O chanceler Celso Amorim convoca uma reunião de ministros do G-20 (grupo de países emergentes) para o dia 29 deste mês, em Genebra. O objetivo será o de debater a estratégia do bloco em um momento crítico das negociações da Organização Mundial do Comércio (OMC). O Itamaraty quer aproveitar que vários ministros do grupo estarão no Fórum Econômico de Davos, no final do mês, para reuni-los após o evento. O encontro será o primeiro do ano e ocorre em um momento em que os Estados Unidos tentam transferir para o grupo parte da responsabilidade por um relançamento do processo. As negociações da OMC estão paralisadas desde julho de 2006, quando americanos, europeus, indianos e brasileiros não conseguiram chegar a um acordo sobre como deveria ocorrer a liberalização agrícola. Na época, tanto a Europa como o Brasil deixaram claro que a responsabilidade do fracasso era dos Estados Unidos, que deveria ter apresentado uma oferta de cortes de subsídios maior.Agora, sem a possibilidade aparente de apresentar uma proposta que poderia destravar a paralisia, Washington começa pressionar outros países por concessões. A Casa Branca insiste que o G-20 precisa apresentar uma posição conjunta sobre como pretende proteger seus setores mais vulneráveis na agricultura. O Brasil não teria problemas com uma liberalização, mas o bloco de países emergentes também conta com a Índia, Indonésia e outros importadores de alimentos que não querem promover um corte substancial de suas tarifas. Para os americanos, não há como cortar seus subsídios se não conseguirem compensar essas perdas com maior acesso aos mercados, seja da Europa como dos países emergentes.
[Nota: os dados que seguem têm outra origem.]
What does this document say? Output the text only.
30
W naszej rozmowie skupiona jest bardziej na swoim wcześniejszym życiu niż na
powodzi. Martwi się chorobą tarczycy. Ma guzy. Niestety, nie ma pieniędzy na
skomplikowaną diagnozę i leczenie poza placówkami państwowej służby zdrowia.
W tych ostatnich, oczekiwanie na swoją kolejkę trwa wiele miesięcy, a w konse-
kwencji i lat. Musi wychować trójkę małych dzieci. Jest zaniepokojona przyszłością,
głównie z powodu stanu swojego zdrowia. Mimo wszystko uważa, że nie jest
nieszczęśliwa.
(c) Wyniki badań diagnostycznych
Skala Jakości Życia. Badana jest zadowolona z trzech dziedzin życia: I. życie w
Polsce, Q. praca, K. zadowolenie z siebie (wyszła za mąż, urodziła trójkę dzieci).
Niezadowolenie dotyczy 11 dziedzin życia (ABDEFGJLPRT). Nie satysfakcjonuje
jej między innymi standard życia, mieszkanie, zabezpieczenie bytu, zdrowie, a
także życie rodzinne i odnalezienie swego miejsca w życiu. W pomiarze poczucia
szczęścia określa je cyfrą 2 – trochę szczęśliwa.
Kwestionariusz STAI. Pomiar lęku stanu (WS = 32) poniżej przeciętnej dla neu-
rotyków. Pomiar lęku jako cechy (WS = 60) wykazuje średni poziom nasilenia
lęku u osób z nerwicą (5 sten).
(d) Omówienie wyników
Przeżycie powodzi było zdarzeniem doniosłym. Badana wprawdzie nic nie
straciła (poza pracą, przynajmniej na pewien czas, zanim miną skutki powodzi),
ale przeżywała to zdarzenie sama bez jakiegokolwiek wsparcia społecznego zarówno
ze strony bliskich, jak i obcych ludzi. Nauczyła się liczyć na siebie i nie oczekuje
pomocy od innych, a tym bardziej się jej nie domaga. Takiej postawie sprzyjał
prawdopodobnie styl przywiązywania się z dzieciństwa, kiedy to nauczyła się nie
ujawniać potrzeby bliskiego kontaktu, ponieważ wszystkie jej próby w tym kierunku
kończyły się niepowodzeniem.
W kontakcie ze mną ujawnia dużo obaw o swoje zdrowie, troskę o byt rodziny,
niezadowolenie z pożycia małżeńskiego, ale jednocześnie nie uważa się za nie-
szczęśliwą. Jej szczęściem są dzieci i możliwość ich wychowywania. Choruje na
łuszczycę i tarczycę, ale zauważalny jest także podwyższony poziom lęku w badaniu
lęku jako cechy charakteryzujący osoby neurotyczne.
Amorim e os representantes da Índia, porém, também deverão ser pressionados pelos demais países do G-20 a revelar o que vêm conversando com o governo dos Estados Unidos e da Comissão Européia em diversos encontros nos últimos meses. O Brasil participou de reuniões privadas com Washington e Bruxelas para tentar destravar o processo e propostas foram feitas. "O que ninguém sabe é se Brasil e Índia falaram em nome do G-20 ou se negociavam em seu próprio nome", afirmou um diplomata asiático.